Tuesday, September 28, 2010

8.75 Months

That's right, friends. It's been 8.75 months since I married my man.

I think that I have learned a lot--through experience & trial-and-error. But mostly by talking with N. about anything and everything.

Have I been married long enough to give advice yet?

Probably not.

Could I just give my very favorite one then? Ok.

1)Talk about anything/everything/anyone/everywhere with your spouse


This probably doesn't jive with most marriage books...you know, boundaries or whatever, but it's made me feel closer, more intimate, more trustworthy, more trusting and more satisfied than much else.

You see, I think that humans want four basic things:

1. coffee
2. to be loved
3. to be heard
4. to be understood

I don't think there is anything sweeter than knowing someone and being known by them. I feel freedom in coming to N. with anything that is on my mind or in my heart. And I know that he feels the same with me.

Last night, as we were falling asleep he told me that he had finally found words to answer the question that we've been getting a lot lately,

"So, how's marriage?"

I was too, too curious, so I rolled over, kicked off the covers and asked

"What?!"

and he said.


"The best part of marriage is knowing that no matter where we are or who we're with, you and I are on the same page."


Yep. I agree. And you know how to achieve this same paged-ness ?

Talking. A lot. About anything. 

There is nothing that can make you feel so trapped as not being able to speak your mind, I think.  

So I've learned that, instead of sulking in the corner or tallying up offenses or making lists of insecurities, 

I just talk to my husband. 

Maybe it's just me, but at first, this was harder than it seems. 

Sometimes it's hard to find words. Sometimes it's harder to find time. 

Still, I'm thankful that I've learned this. I'm thankful that I have a husband who listens, who wants to listen and who knows me. 

I'm thankful that I started talking. 

-B

ps. this is irrelevant (sort of) but here is a photo of N. and me, right after opening our very last bottle of wedding wine



                                           

6 comments:

  1. I agree completely with your advice. I think that part of what hurt my most recent relationship was that I live life like a very open book and (and wrongly expect the same), while she usually revealed things on a need-to-know basis. I found this to be constantly frustrating.

    ReplyDelete
  2. @Tim--I absolutely used to be like that. I don't know why. I found it frustrating ABOUT myself. I hope that you find another open book and that you can gab your whole lives long!

    ReplyDelete
  3. I just read the part in As For Me and My House where Wangerin talks about loneliness, and the profound need to be in community. This is the one-ness/forsaking all else part of marriage. And I am so glad my bro found it with you. And I am so glad you recommended Wangerin's book to me. And I am so glad you're my sistah.

    ReplyDelete
  4. Amen.
    It's amazing the freedom one finds in a loving, honest, supportive relationship... the freedom to talk and be heard, to love and be loved in return, to share the innermost parts of oneself.

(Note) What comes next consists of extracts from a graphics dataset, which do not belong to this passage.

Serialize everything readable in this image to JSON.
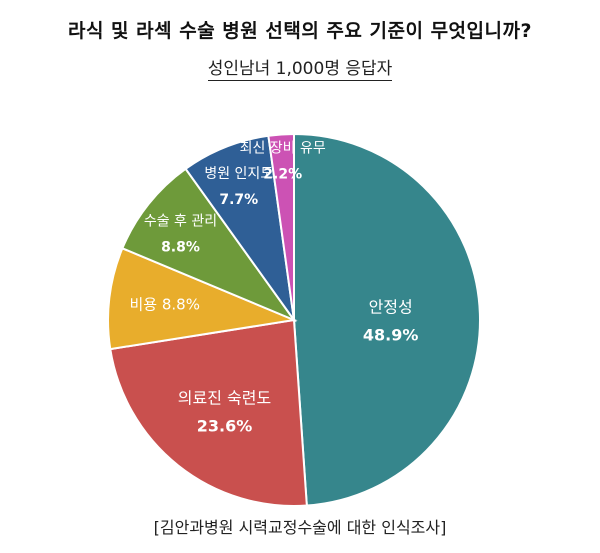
{
  "header": {
    "title": "라식 및 라섹 수술 병원 선택의 주요 기준이 무엇입니까?",
    "subtitle": "성인남녀 1,000명 응답자"
  },
  "footer": {
    "source": "[김안과병원 시력교정수술에 대한 인식조사]"
  },
  "chart_data": {
    "type": "pie",
    "title": "라식 및 라섹 수술 병원 선택의 주요 기준이 무엇입니까?",
    "subtitle": "성인남녀 1,000명 응답자",
    "slices": [
      {
        "label": "안정성",
        "value": 48.9,
        "value_label": "48.9%",
        "color": "#36868c"
      },
      {
        "label": "의료진 숙련도",
        "value": 23.6,
        "value_label": "23.6%",
        "color": "#c9504e"
      },
      {
        "label": "비용",
        "value": 8.8,
        "value_label": "8.8%",
        "color": "#e8ad2c"
      },
      {
        "label": "수술 후 관리",
        "value": 8.8,
        "value_label": "8.8%",
        "color": "#6e9a3a"
      },
      {
        "label": "병원 인지도",
        "value": 7.7,
        "value_label": "7.7%",
        "color": "#2f5f96"
      },
      {
        "label": "최신 장비 유무",
        "value": 2.2,
        "value_label": "2.2%",
        "color": "#cc52b4"
      }
    ],
    "start": "12 o'clock",
    "direction": "clockwise",
    "legend": "none"
  }
}
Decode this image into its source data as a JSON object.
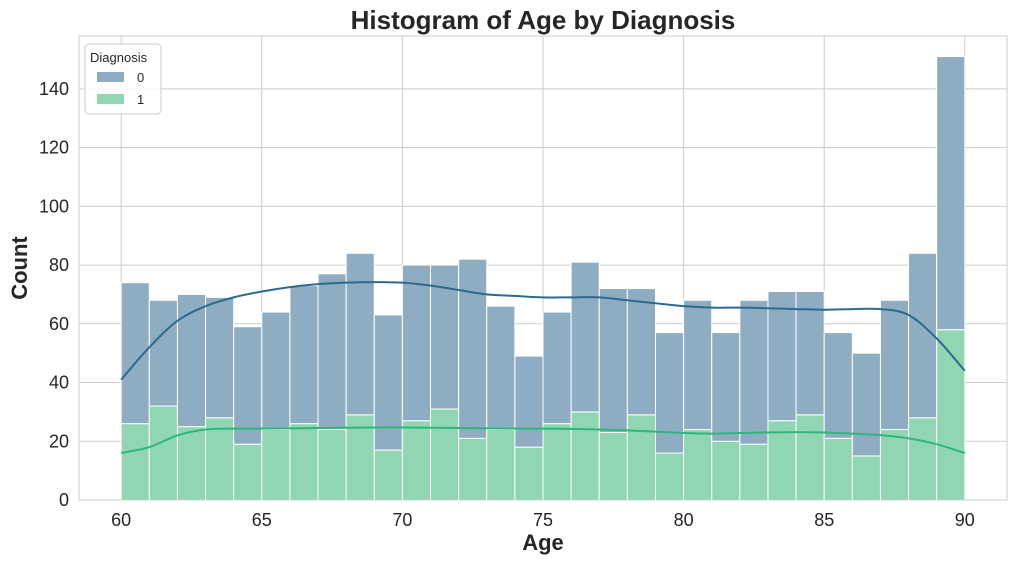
{
  "chart_data": {
    "type": "bar",
    "title": "Histogram of Age by Diagnosis",
    "xlabel": "Age",
    "ylabel": "Count",
    "xlim": [
      58.5,
      91.5
    ],
    "ylim": [
      0,
      158
    ],
    "x_ticks": [
      60,
      65,
      70,
      75,
      80,
      85,
      90
    ],
    "y_ticks": [
      0,
      20,
      40,
      60,
      80,
      100,
      120,
      140
    ],
    "grid": true,
    "stacked": true,
    "legend": {
      "title": "Diagnosis",
      "placement": "top-left"
    },
    "bin_edges": [
      60,
      61,
      62,
      63,
      64,
      65,
      66,
      67,
      68,
      69,
      70,
      71,
      72,
      73,
      74,
      75,
      76,
      77,
      78,
      79,
      80,
      81,
      82,
      83,
      84,
      85,
      86,
      87,
      88,
      89,
      90
    ],
    "series": [
      {
        "name": "0",
        "color": "#8eacc2",
        "kde_color": "#2e6a8e",
        "values": [
          48,
          36,
          45,
          41,
          40,
          40,
          47,
          53,
          55,
          46,
          53,
          49,
          61,
          42,
          31,
          38,
          51,
          49,
          43,
          41,
          44,
          37,
          49,
          44,
          42,
          36,
          35,
          44,
          56,
          93
        ]
      },
      {
        "name": "1",
        "color": "#91d6b2",
        "kde_color": "#2db87a",
        "values": [
          26,
          32,
          25,
          28,
          19,
          24,
          26,
          24,
          29,
          17,
          27,
          31,
          21,
          24,
          18,
          26,
          30,
          23,
          29,
          16,
          24,
          20,
          19,
          27,
          29,
          21,
          15,
          24,
          28,
          58
        ]
      }
    ],
    "kde": [
      {
        "name": "0",
        "x": [
          60,
          61,
          62,
          63,
          64,
          65,
          66,
          67,
          68,
          69,
          70,
          71,
          72,
          73,
          74,
          75,
          76,
          77,
          78,
          79,
          80,
          81,
          82,
          83,
          84,
          85,
          86,
          87,
          88,
          89,
          90
        ],
        "y": [
          41,
          52,
          61,
          66,
          69,
          71,
          72.5,
          73.5,
          74,
          74.2,
          74,
          73,
          71.5,
          70,
          69.5,
          69,
          69,
          69,
          68,
          67,
          66,
          65.5,
          65.5,
          65.3,
          65,
          64.8,
          65,
          65,
          63,
          55,
          44
        ]
      },
      {
        "name": "1",
        "x": [
          60,
          61,
          62,
          63,
          64,
          65,
          66,
          67,
          68,
          69,
          70,
          71,
          72,
          73,
          74,
          75,
          76,
          77,
          78,
          79,
          80,
          81,
          82,
          83,
          84,
          85,
          86,
          87,
          88,
          89,
          90
        ],
        "y": [
          16,
          18,
          22,
          24,
          24.3,
          24.3,
          24.4,
          24.5,
          24.6,
          24.7,
          24.7,
          24.6,
          24.5,
          24.4,
          24.3,
          24.3,
          24.2,
          24,
          23.7,
          23.3,
          22.8,
          22.6,
          22.8,
          23,
          23.1,
          23,
          22.6,
          22.1,
          21,
          19,
          16
        ]
      }
    ]
  }
}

    It's a beautiful, sacred thing :)

    ReplyDelete
  5. yep yep yep - you man is a good listener - like his dadeeyo and better yet, I think I can assure you he will stay that way! and perhaps, if it fits for you, he will by example, help you to listen to others more fully and intentionally like his father has done for me- I so needed that and it has been such a good balance for me :-) such an honor to have a good husband!

    ReplyDelete
  6. This is good...this is real good. I'm going to try talking with Trinity tomorrow...see how it goes. If all goes well, I'll talk to her again.